Voorbeeld 2: Een door de gebruiker toegewezen identiteit onder een resourcegroep weergeven
Get-AzUserAssignedIdentity -ResourceGroupName azure-rg-test
Location Name ResourceGroupName
-------- ---- -----------------
eastus uai-pwsh01 azure-rg-test
Met deze opdracht wordt een door de gebruiker toegewezen identiteit vermeld onder een resourcegroep.
Voorbeeld 3: Een door de gebruiker toegewezen identiteit ophalen
Get-AzUserAssignedIdentity -ResourceGroupName azure-rg-test -Name uai-pwsh01
Location Name ResourceGroupName
-------- ---- -----------------
eastus uai-pwsh01 azure-rg-test
Met deze opdracht wordt een door de gebruiker toegewezen identiteit opgehaald.

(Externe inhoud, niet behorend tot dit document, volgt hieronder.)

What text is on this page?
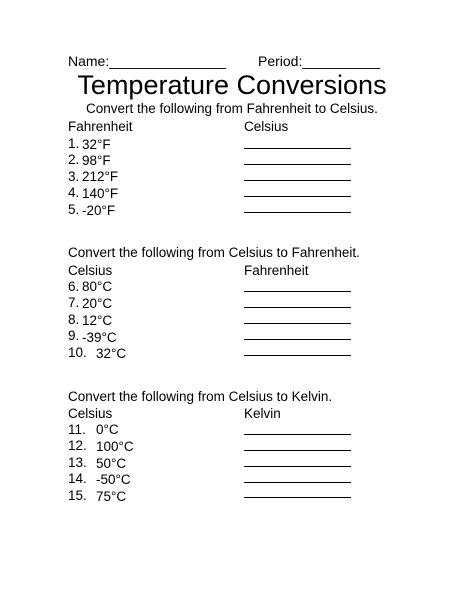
Name:_______________ Period:__________
Temperature Conversions
Convert the following from Fahrenheit to Celsius.
Fahrenheit	Celsius
1. 32°F
2. 98°F
3. 212°F
4. 140°F
5. -20°F
Convert the following from Celsius to Fahrenheit.
Celsius	Fahrenheit
6. 80°C
7. 20°C
8. 12°C
9. -39°C
10. 32°C
Convert the following from Celsius to Kelvin.
Celsius	Kelvin
11. 0°C
12. 100°C
13. 50°C
14. -50°C
15. 75°C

Voorbeeld 4: Een door de gebruiker toegewezen identiteit ophalen per pijplijn
New-AzUserAssignedIdentity -ResourceGroupName azure-rg-test -Name uai-pwsh01 -Location eastus `
| Get-AzUserAssignedIdentity
Location Name ResourceGroupName
-------- ---- -----------------
eastus uai-pwsh01 azure-rg-test
Met deze opdracht wordt een door de gebruiker toegewezen identiteit per pijplijn opgehaald.
Parameters
-DefaultProfile
De parameter DefaultProfile is niet functioneel. Gebruik de parameter SubscriptionId indien beschikbaar als u de cmdlet uitvoert voor een ander abonnement.
Parametereigenschappen
| Type: | PSObject |
| Default value: | None |
| Ondersteunt jokertekens: | False |
| DontShow: | False |
| Aliassen: | AzureRMContext, AzureCredential |
Parametersets
(All)
| Position: | Named |
| Verplicht: | False |
| Waarde uit pijplijn: | False |
| Waarde uit pijplijn op eigenschapsnaam: | False |
| Waarde van resterende argumenten: | False |
-InputObject
Identiteitsparameter
Parametereigenschappen
| Type: | IManagedServiceIdentity |
| Default value: | None |
| Ondersteunt jokertekens: | False |
| DontShow: | False |
Parametersets
GetViaIdentity
| Position: | Named |
| Verplicht: | True |
| Waarde uit pijplijn: | True |
| Waarde uit pijplijn op eigenschapsnaam: | False |
| Waarde van resterende argumenten: | False |
-Name
De naam van de identiteitsresource.
Parametereigenschappen
| Type: | String |
| Default value: | None |
| Ondersteunt jokertekens: | False |
| DontShow: | False |
Parametersets
Get
| Position: | Named |
| Verplicht: | True |
| Waarde uit pijplijn: | False |
| Waarde uit pijplijn op eigenschapsnaam: | False |
| Waarde van resterende argumenten: | False |
-ResourceGroupName
De naam van de resourcegroep waartoe de identiteit behoort.
Parametereigenschappen
| Type: | String |
| Default value: | None |
| Ondersteunt jokertekens: | False |
| DontShow: | False |
Parametersets
Get
| Position: | Named |
| Verplicht: | True |
| Waarde uit pijplijn: | False |
| Waarde uit pijplijn op eigenschapsnaam: | False |
| Waarde van resterende argumenten: | False |
List1
| Position: | Named |
| Verplicht: | True |
| Waarde uit pijplijn: | False |
| Waarde uit pijplijn op eigenschapsnaam: | False |
| Waarde van resterende argumenten: | False |
-SubscriptionId
De id van het abonnement waartoe de identiteit behoort.
Parametereigenschappen
| Type: | String[] |
| Default value: | (Get-AzContext).Subscription.Id |
| Ondersteunt jokertekens: | False |
| DontShow: | False |
Parametersets
List
| Position: | Named |
| Verplicht: | False |
| Waarde uit pijplijn: | False |
| Waarde uit pijplijn op eigenschapsnaam: | False |
| Waarde van resterende argumenten: | False |
Get
| Position: | Named |
| Verplicht: | False |
| Waarde uit pijplijn: | False |
| Waarde uit pijplijn op eigenschapsnaam: | False |
| Waarde van resterende argumenten: | False |
List1
| Position: | Named |
| Verplicht: | False |
| Waarde uit pijplijn: | False |
| Waarde uit pijplijn op eigenschapsnaam: | False |
| Waarde van resterende argumenten: | False |
CommonParameters
Deze cmdlet ondersteunt de algemene parameters: -Debug, -ErrorAction, -ErrorVariable, -InformationAction, -InformationVariable, -OutBuffer, -OutVariable, -PipelineVariable, -ProgressAction, -Verbose, -WarningAction en -WarningVariable. Zie about_CommonParametersvoor meer informatie.